Jews are safer than they’ve been in 2000 (or so) years. It’s time to move on.
Or is it?
At last night’s South Shore Yom Hashoah service, I found myself sighing inwardly when, after singing The Star Spangled Banner and HaTikvah, the service leader declared, “Israel is our ONLY hope that Jews might live in safety, and America is THE WORLD’S ONLY HOPE for bringing about world-wide peace and democracy!”
Crisis Narrative. I whispered inwardly. And the rhetoric of America as the world’s savior to boot!
It was a little much to stomach. This is passé. I thought. Even on Yom Hashoah, this is no longer the last declarative statement we need to be left with.
And then, this morning, I wake up to news coverage of yet another instance of hateful graffiti, seemingly intentionally tied to the Jewish calendar. Maybe it’s not so passé, I was sad to find myself thinking. Maybe there’s still some truth to that tired old crisis narrative.
Sigh. What a shame.
So many Jews are ready to turn away from the pain of the past and work toward a brighter future but hateful people keep pulling us back!

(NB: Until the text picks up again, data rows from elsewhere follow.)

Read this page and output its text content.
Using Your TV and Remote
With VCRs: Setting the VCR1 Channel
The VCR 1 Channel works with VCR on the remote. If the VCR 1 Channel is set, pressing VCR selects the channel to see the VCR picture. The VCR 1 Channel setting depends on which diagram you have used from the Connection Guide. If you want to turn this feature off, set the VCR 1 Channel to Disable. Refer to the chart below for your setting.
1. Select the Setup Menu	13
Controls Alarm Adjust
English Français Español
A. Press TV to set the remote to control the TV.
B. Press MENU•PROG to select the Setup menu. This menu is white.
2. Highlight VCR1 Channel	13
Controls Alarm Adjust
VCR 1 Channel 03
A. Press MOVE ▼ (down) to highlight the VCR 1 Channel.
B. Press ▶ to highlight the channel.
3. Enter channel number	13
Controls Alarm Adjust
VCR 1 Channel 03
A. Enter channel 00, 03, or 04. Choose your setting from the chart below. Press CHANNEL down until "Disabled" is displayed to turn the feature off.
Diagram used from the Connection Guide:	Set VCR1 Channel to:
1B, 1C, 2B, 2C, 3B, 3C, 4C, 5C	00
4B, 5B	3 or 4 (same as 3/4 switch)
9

Last night I felt proud and free and grateful and today my inner old-man-Jew (ask me about him sometime if you haven’t heard my stories about traveling to Germany) was tempted to think twice before plastering the bright yellow “NEVER FORGET” sticker on my clothing as we were instructed to do at last night’s service. Will Jews be targeted today? Will I be, if I’m too eager to self-identify as one? It was a fleeting thought. Followed quickly by a shake of the head and an extra loud thwack! as I thumped the sticker onto my shirt. My inner old-man-Jew couldn’t stop me from going to Germany and he’s certainly not going to turn me into a nervous nelly on Yom Hashoah. But it’s sad that there are people out there who allow him to continue to feed on the fear of reliving age-old Jewish history.
It’s so sad.
Mi Shebeirach Avoteinu v’Imoteinu – May the One Who Blessed Our Ancestors bless us and those we live among with tolerance and understanding, so that by next year, we will have less and less reasons to cling to our crisis narrative, and more and more reasons to be able to realistically envision and promote a values-based narrative – for Israel, for America, for the world.